Zugegebenermaßen fische ich dann doch häufig in einem trüben Dümpel äußerer Eindrücke oder spaziere zwischen Bäumen und sehe den Wald nicht.

Und dann kommt da plötzlich ein Artikel von Stefan Hiene daher mit einem Eingangszitat, das mich trifft wie ein Blitz:

Ich kann mir nur Frieden wünschen, wenn ich mit etwas im Krieg bin.“

Margarete Hohner

Boom. Abgefahren. So einfach. So klar. Da sind sie, die glitzernden Sonnenstrahlen auf dem erfrischenden Wasser.

Potztausend wie oft hab ich mich schon Sachen sagen hören von „ich wünsch mir eine friedlichere Beziehung zu meinem Kind“ bis hin zum globalgalaktischen Weltfrieden.

Kommen wir auf den Punkt: Friedliche Beziehung zu meinem Kind.
Wenn zwei tief emotionale Temperamente aufeinander prallen, von denen das eine Hier und Jetzt lebt und das andere Raum und Zeit braucht… ratet, wer hier wer ist…

dann kann schon mal den lieben langen Tag ein hitziges Contra das nächste wilde „Ich will aber so“ jagen. Und die wylde Jagd hetzt über den Himmel und kommt nicht zur Ruhe bis einer weint – und das ist mitnichten immer das Kind.

Und dann sagt Stefan Hiene einfach: Kapituliere.

Das heißt nicht, es ist mir egal.
Das heißt für mich: Ich bin nicht betroffen. Ich nehme es an, wie es ist.

Ich persönlich nehm`s ja gern persönlich und mag`s gern anders aus Prinzip. Und genau da liegt der Hase im Pfeffer.

Wenn ich mich persönlich getroffen sehe, fühle ich mich verletzt. Gleich meine ich, es gäbe etwas zu verteidigen, meine Integrität zu schützen.
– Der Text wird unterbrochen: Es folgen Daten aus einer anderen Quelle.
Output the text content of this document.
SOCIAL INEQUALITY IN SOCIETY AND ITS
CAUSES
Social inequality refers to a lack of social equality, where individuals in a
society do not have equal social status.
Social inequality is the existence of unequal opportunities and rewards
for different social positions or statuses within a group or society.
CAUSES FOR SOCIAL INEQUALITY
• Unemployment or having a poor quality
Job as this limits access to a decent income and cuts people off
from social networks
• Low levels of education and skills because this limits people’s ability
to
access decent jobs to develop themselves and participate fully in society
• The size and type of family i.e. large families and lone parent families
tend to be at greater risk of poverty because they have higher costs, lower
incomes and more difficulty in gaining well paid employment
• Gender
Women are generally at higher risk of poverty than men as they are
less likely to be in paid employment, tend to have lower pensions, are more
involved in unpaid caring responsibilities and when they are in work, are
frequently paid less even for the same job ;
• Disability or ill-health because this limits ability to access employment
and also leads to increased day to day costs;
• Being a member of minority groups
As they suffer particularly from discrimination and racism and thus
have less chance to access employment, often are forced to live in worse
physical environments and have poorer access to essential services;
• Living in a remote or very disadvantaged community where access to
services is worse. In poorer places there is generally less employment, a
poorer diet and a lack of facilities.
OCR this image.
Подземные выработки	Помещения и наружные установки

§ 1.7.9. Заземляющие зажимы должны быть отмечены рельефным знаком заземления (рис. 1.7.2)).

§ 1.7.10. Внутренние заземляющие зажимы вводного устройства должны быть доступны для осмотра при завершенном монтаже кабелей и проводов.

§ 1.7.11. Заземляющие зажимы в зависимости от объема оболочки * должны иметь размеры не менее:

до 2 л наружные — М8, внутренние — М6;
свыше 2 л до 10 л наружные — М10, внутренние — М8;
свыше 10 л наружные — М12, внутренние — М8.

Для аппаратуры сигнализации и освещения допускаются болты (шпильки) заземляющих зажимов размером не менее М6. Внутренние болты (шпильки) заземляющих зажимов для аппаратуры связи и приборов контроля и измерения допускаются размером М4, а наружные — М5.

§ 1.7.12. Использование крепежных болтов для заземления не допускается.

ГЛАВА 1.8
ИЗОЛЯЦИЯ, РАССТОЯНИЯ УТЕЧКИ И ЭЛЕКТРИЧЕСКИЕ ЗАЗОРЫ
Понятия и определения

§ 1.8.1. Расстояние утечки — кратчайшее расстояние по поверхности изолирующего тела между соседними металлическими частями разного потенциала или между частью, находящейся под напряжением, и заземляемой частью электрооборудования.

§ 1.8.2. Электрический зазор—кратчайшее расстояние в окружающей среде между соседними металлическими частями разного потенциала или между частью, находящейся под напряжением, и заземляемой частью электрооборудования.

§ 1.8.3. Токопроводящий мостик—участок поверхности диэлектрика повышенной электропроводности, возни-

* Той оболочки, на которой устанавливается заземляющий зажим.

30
Prompt stecke ich mitten im Gefecht.

Mit. Einem. Kind.

Genauer: Mit meinem Kind. Und ich wundere mich, warum ich manchmal das Gefühl habe, er kämpfe um seine Integrität. Hallo Selbst. Das ist der Kracher.

Richte ich doch gleich einen Laser auf zwei Spiegel. Das wird unkontrollierbar, schießt bis zum Sankt Nimmerleinstag in grotesken Winkeln und wird zur totalen Stolperfalle.

Ok. Animiert zum Selbstversuch in Kapitulation habe ich in der letzten Woche entdeckt:

  1. Ich kann 37 Mal das gleiche Buch von vorne nach hinten und querfeldein vorlesen
  2. Wenn der Bub dann schon ganz und gar müde langsam drüber geht und dennoch „mehr Buch“ wünscht, dann geht auch ein 38. Mal
  3. Und manchmal bleiben Tränen bei aller Kapitulation nicht aus, denn
    • mindestens einer von uns beiden ist müde und erschöpft, wenn die Welt noch so wundervoll und spannend ist
    • Emotionen sind etwas wunderbares. Alle.
    • Nach dem Regen ist die Luft auch wieder klar

 

So, und jetzt wieder auf Anfang. Tabula Rasa. Immer hilfreich.

Mein Kind ist ein Wunder.
Mein Kind ist so unmittelbar, so direkt, so offen und so herzlich.
In ihm steckt so viel Freude, so viel Liebe, so viel schelmischer Quatsch.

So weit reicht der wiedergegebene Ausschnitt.